Recently, the Chief Justice of India Justice SA Bobde said in an interview that justice can be equally done without robes or congregation, while commending the use of virtual tools. But, etiquette issues among lawyers has compelled the top court to make another statement urging counsels to be presentable. "We are all passing through trying times and hearings by virtual courts have become an order of the day. Yet, the minimum court etiquette in terms of what can be considered decent dress and background should be followed, given the public nature of the hearings," instructed Justice S Ravindra Bhat after a lawyer appeared in a T-shirt, while slumped on a bed during a hearing. The court was hearing a petition seeking the transfer of a matter in connection with maintenance and cruelty, which was pending in the Additional District and Sessions Judge, Principle Judge, Family Court, in Rewari, Haryana, to another court in Bihar. Advocates may wear a tie or white band ensuring proper decorum before the virtual courts, according to the guideline. Karkhanis says a crisp white shirt is also permissible.
Instances of gaffes are galore, not just in India, but other countries too. Recently during a bankruptcy hearing, a Texas judge declined McKinsey & Co.'s request to use teleconferencing to wrap up a trial after a virtual hearing on the request was interrupted by home security beeps and a barking dog. Karkhanis remembers his first hearing, when he heard a lady counsel identifying the judges in rough language while speaking with her son. "She didn't realise that the mic wasn't on mute," he recalls. Distractions during the hearing are painfully common.
While Shah and her ilk might vociferously root for virtual courts, there's no taking away the fact that they dull the experience of presenting a case. A trial is a form of theatre, and lawyers are like actors, she thinks. "We use inflection to demand attention and convince with our tone of voice. The delivery and gesticulation is important. It's a form of storytelling." Advocate Siddharth Jaiswal says he sorely misses the "vibe" of a courtroom. "When you are speaking—and even when you are not—you are picking up visual cues, expressions, posture and hand gestures unfolding around you. You adjust your argument depending on how the jury is reacting. In a VC, you aren't able to capture the nuances," he says.

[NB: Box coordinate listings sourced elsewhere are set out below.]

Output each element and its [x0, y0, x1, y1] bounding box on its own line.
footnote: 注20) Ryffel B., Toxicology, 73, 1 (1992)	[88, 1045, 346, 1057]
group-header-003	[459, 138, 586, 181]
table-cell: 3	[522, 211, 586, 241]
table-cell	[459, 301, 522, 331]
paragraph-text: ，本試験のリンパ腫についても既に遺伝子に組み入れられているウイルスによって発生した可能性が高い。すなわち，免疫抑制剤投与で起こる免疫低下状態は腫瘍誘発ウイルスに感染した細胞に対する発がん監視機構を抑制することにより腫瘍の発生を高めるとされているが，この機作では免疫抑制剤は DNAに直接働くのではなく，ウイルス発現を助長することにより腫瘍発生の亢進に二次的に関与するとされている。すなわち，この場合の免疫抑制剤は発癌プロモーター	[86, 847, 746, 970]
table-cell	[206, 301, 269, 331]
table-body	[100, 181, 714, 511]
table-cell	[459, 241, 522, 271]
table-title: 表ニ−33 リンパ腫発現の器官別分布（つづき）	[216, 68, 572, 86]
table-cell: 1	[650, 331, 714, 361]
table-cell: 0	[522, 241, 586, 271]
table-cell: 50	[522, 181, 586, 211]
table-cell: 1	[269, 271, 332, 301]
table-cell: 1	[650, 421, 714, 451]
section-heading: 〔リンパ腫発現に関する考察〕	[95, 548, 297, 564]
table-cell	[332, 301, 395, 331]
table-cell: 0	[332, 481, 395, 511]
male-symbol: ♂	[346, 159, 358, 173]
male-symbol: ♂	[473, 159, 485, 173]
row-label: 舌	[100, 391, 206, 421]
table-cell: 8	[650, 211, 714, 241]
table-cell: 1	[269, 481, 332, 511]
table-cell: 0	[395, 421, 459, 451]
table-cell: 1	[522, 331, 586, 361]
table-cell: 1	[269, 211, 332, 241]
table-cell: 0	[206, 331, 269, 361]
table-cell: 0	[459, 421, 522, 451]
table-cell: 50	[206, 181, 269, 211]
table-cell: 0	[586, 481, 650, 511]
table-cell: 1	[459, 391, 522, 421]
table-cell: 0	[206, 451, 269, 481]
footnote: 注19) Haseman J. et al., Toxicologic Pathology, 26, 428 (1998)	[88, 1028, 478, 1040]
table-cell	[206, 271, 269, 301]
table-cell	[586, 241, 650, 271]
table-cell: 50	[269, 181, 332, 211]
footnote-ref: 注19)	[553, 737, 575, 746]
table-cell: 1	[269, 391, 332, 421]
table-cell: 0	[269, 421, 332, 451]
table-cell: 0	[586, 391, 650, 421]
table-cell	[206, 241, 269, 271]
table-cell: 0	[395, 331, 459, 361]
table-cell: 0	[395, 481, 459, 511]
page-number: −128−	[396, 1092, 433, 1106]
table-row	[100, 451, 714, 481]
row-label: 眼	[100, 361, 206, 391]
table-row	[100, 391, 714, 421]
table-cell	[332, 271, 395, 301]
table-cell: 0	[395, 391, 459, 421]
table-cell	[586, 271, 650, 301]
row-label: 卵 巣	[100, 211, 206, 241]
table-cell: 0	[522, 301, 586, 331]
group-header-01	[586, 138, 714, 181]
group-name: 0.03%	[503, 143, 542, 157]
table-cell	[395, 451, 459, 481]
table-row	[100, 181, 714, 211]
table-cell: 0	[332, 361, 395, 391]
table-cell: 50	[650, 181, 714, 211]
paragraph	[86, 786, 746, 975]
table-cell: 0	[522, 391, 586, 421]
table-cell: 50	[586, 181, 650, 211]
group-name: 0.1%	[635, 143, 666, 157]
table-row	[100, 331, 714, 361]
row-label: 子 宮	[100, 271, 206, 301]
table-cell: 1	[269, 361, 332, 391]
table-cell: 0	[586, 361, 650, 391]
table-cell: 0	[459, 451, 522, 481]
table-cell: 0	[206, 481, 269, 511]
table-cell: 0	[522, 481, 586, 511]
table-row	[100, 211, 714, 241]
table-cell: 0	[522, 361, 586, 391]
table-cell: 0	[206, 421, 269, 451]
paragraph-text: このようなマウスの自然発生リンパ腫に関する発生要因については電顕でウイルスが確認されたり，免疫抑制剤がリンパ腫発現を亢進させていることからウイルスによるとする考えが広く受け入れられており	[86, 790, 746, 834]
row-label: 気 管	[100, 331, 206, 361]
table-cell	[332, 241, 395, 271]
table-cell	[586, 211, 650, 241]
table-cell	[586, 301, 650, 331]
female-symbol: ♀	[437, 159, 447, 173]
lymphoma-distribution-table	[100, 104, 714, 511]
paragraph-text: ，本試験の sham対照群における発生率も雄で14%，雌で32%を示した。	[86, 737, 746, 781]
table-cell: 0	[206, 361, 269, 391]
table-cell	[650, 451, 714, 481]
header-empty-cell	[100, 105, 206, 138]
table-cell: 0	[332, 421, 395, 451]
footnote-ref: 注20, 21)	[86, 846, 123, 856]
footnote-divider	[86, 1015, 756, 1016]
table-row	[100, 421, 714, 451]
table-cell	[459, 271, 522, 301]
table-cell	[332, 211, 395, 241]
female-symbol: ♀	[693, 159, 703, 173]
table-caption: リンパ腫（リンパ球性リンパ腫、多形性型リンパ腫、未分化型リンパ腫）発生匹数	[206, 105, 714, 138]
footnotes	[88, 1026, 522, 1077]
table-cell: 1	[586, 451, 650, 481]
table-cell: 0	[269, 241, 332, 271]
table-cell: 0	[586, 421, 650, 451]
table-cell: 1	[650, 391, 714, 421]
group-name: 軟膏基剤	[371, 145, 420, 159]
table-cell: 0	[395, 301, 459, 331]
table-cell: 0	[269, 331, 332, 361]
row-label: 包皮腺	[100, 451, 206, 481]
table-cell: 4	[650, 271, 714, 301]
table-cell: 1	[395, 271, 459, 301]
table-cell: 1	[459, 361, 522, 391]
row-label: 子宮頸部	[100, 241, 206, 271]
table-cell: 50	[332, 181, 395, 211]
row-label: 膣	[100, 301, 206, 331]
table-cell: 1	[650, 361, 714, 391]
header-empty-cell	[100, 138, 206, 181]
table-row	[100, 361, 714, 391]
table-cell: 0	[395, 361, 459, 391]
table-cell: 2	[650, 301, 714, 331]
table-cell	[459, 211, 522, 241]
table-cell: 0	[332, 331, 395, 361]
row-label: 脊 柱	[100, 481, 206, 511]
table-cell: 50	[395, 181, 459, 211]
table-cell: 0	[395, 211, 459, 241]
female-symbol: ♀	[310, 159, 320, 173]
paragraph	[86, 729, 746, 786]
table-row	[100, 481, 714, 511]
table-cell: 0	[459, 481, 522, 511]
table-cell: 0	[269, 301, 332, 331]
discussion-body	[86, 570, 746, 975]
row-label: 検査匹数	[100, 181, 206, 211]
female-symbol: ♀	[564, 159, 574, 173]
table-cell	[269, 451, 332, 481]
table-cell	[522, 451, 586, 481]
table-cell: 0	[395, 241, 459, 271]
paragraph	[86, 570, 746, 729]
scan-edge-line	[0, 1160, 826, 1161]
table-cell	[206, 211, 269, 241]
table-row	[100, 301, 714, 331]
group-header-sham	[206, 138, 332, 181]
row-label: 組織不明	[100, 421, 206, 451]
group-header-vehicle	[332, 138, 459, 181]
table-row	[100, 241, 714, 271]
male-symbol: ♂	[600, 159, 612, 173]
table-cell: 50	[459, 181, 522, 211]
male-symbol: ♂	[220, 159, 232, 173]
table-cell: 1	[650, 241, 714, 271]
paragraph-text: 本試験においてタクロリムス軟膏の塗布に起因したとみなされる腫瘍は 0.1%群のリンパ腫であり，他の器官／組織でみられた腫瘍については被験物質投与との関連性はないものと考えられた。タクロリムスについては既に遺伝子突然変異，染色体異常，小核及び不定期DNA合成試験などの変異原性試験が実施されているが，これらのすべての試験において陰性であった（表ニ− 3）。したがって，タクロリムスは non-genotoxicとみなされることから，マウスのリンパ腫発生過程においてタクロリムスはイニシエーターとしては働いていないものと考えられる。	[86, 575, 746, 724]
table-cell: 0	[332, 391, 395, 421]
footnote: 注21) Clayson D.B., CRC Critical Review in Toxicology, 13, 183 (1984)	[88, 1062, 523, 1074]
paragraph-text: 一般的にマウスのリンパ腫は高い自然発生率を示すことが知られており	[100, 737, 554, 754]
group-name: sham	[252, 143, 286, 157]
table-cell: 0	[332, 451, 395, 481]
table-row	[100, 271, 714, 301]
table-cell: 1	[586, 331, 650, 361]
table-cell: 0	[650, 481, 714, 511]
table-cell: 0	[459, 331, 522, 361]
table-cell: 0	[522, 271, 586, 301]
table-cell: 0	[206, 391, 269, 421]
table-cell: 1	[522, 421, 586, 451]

Many believe that the adoption of video conferencing technology in court hearings might be limited to the duration of the present crisis given that we lack the necessary infrastructure. While it may be necessary at the moment, virtual courtrooms cannot replace the open court hearing system of justice administration, believes advocate Sanjay Singhvi, senior counsel, Bombay High Court. Presently, litigants aren't privy to the virtual hearings. "It's not just a question of hearing, but also about justice. You can't have justice done in a closed room. You need transparency and accountability in the justice system." He gives the example of panchayats in the village, which are held in the open so that the whole village can be privy. Unequal access to technology is also a factor that needs to be taken into account, adds Singhvi. "The bottom 50 per cent of the population are unable to access it. Hence, I don't think it's time to replace our court proceedings with digital technology for the long run."